Kompetenzstelle Mundgesundheit

Auftraggeber: BMASGK
Laufzeit: kontinuierliches Projekt
Ansprechperson GÖG: Gabriele Sax

Mundbezogene Krankheiten (Karies, parodontale Erkrankungen) sind die meistverbreiteten Krankheiten, schlechte Mundgesundheit kann die Lebensqualität stark beeinträchtigen. Darüber hinaus zeigen immer mehr Studien einen Zusammenhang zwischen Karies und/oder Parodontitis und anderen Erkrankungen wie Diabetes oder Herz-Kreislauf-Erkrankungen. Dies hängt einerseits damit zusammen, dass es gemeinsame Risikofaktoren gibt, andererseits gibt es aber auch direkte Einflüsse/Zusammenhänge (z. B. ist der Mund „Eintrittspforte“ für eine Vielzahl von Bakterien und Viren – ein „kranker Mund“ beeinflusst den Verlauf von Diabetes und Herz-Kreislauferkrankungen in negativer Weise). Trotz der möglichen Prävention oraler Erkrankungen wenden die österreichischen Sozialversicherungsträger fast sechs Prozent ihrer Ausgaben für zahnmedizinische Leistungen auf. Und dies bei hohen Zuzahlungen durch die Patientinnen und Patienten.

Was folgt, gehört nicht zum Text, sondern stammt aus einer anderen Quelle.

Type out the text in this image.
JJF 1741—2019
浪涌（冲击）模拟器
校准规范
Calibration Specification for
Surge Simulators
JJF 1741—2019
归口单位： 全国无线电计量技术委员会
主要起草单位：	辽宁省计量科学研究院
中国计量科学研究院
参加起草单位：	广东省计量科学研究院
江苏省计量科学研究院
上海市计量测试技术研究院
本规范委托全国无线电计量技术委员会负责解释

Um auf die Komplexität des Themas und die Vielfalt der involvierten Stakeholder besser eingehen zu können, wurde 2017 erstmals ein Stakeholder-Dialog durchgeführt. Dieser soll auch 2018 wieder stattfinden um gemeinsam mit allen Stakeholdern die Herausforderungen zielgruppenspezifisch weiter zu bearbeiten.

Um Erfahrungen und neueste Entwicklungen in Europa in diesen Dialog und die Umsetzung von Maßnahmen einzubringen, wird die Kompetenzstelle Mundgesundheit weiterhin im Council of European Chief Dental Officers (CECDO) und in der European Association of Dental Public Health (EADPH) mitwirken.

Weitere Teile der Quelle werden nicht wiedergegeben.